# RedC surveys completed - not got my cash - what do I do?



## AlastairSC (3 Mar 2014)

I signed up with RedCLive last year, did lots of surveys.  I've earned €50 (I have a screenshot of my account) and when I got no cheque automatically I emailed to ask why. I received an email promising me my cheque would be with me by "the end of the month".  That was last January. I've emailed several times. No reply since that first one.   What can I do now?  Glad of any advice.


----------



## pudds (3 Mar 2014)

Could this be the reason

http://www.ie.surveycompare.net/paid-surveys/how-avoid-online-paid-survey-scams


----------



## STEINER (3 Mar 2014)

Surely RedC is reputable and it is just the admin dripfeeding the rewards a la irishopinions. I havn't reached the magic €50 rewards figure yet in my account with RedC, so I suppose I will find out in the future.


----------



## Kerry Gooner (4 Mar 2014)

Also signed up with RedC and have received payment from them.


----------



## pete99 (21 May 2015)

Redc appears to sign up people for surveys......sends surveys until the recepient gets somewhere near the € 50 limit before the cheque is sent.
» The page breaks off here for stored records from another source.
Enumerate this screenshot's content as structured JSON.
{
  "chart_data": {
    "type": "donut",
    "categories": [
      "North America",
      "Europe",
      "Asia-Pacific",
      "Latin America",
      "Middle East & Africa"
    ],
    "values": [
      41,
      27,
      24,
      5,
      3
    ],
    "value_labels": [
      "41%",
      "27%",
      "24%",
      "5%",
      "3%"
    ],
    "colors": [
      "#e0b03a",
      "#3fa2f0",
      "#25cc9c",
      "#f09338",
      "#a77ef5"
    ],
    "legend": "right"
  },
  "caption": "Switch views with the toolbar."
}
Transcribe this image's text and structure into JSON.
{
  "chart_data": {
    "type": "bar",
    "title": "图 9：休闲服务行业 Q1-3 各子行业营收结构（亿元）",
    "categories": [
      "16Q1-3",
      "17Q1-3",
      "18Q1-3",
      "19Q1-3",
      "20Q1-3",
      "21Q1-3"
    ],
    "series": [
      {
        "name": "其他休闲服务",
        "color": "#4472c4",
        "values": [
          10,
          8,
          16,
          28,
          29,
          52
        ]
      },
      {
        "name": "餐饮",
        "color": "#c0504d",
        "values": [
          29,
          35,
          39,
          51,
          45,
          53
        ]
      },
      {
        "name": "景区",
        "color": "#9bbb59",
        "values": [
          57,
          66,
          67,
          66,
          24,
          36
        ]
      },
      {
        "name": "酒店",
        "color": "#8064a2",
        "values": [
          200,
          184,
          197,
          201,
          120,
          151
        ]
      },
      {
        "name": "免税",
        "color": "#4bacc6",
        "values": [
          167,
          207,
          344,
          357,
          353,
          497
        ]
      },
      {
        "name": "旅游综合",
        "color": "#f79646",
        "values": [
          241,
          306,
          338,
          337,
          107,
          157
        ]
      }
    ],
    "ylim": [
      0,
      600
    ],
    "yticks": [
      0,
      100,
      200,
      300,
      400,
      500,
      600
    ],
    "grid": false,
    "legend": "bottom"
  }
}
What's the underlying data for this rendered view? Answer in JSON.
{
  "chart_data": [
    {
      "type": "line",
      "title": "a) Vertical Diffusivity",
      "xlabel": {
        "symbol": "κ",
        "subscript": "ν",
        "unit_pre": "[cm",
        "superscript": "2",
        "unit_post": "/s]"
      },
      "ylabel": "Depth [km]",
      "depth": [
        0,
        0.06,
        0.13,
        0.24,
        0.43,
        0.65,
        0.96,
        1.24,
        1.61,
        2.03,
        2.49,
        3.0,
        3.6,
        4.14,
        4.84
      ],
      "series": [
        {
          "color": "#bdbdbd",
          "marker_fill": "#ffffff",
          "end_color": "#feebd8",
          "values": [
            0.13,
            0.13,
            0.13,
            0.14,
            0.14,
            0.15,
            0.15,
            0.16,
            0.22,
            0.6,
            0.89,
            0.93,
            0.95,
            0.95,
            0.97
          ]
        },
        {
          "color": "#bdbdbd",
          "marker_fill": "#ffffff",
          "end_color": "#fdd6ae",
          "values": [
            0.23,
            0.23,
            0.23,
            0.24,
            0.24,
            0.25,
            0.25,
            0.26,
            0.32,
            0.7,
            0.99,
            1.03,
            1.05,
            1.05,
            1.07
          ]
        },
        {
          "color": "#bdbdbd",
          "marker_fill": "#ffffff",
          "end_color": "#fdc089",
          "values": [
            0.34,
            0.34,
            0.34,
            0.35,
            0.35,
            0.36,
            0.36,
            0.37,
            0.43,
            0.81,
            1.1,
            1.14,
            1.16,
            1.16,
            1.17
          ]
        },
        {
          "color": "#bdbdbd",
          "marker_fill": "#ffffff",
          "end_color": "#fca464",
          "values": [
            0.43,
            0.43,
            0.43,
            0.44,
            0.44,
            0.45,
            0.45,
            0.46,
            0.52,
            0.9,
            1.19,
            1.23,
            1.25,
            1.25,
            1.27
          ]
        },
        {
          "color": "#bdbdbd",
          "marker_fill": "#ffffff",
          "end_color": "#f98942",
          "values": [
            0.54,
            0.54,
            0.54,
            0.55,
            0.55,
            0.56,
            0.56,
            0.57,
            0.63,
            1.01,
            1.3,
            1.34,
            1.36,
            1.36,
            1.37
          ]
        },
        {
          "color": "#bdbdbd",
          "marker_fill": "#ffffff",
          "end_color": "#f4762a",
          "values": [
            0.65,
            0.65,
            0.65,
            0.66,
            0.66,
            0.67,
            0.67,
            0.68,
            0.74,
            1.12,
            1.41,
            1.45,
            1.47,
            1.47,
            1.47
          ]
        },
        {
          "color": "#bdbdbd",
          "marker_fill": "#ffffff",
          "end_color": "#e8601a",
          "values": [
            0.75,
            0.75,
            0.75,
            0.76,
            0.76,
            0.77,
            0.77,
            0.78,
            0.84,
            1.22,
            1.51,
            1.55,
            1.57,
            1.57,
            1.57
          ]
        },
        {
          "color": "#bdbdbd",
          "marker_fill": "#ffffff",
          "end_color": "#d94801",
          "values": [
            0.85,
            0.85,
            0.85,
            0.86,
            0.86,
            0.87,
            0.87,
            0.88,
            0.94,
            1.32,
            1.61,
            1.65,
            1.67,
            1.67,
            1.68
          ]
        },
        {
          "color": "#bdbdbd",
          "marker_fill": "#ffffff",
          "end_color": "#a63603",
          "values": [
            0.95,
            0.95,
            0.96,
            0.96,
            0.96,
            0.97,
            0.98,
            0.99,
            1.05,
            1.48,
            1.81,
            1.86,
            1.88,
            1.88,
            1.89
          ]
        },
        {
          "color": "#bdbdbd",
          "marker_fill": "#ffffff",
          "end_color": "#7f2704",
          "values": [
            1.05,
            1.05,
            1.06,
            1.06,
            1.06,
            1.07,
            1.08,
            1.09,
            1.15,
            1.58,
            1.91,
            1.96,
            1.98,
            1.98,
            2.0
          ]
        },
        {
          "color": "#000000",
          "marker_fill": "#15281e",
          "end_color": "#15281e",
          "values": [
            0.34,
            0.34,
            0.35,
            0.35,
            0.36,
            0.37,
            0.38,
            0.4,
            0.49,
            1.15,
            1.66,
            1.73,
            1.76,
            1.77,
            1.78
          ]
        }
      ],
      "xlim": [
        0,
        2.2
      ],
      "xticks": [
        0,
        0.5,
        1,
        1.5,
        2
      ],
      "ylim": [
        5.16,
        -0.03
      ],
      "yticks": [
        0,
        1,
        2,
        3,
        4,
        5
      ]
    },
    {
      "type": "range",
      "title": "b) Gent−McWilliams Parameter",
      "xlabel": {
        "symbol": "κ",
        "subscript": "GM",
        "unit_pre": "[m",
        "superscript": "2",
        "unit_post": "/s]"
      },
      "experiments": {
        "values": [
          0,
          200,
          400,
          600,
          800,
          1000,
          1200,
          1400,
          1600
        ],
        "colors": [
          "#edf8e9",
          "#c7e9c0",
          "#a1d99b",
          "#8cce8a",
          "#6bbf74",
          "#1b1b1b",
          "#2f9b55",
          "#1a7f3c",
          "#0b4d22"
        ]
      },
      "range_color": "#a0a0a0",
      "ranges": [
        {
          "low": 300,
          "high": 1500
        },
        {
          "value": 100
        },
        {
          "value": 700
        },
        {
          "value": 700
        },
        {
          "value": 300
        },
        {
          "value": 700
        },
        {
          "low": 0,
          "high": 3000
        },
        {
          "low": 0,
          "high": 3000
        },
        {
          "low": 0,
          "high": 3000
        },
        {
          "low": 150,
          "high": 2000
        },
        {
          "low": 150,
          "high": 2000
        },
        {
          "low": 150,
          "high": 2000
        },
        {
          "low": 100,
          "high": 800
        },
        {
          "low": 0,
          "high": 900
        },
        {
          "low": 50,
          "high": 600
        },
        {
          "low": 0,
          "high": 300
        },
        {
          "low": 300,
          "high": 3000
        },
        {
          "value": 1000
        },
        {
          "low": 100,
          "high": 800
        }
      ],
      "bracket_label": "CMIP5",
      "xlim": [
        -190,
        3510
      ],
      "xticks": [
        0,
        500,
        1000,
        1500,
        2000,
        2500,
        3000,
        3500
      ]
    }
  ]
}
Then the surveys stop and as the € 50 is not sent as it has not been realised.........Surely this at least poor and sharp practise and worst it could be fraud.
Any one in this situation ?


----------



## thedaddyman (21 May 2015)

I've done this with a couple of other companies with no issues getting paid


----------



## pete99 (22 May 2015)

thedaddyman said:


> I've done this with a couple of other companies with no issues getting paid


I do it with other Companies as well and dont have issues...its only with Redc


----------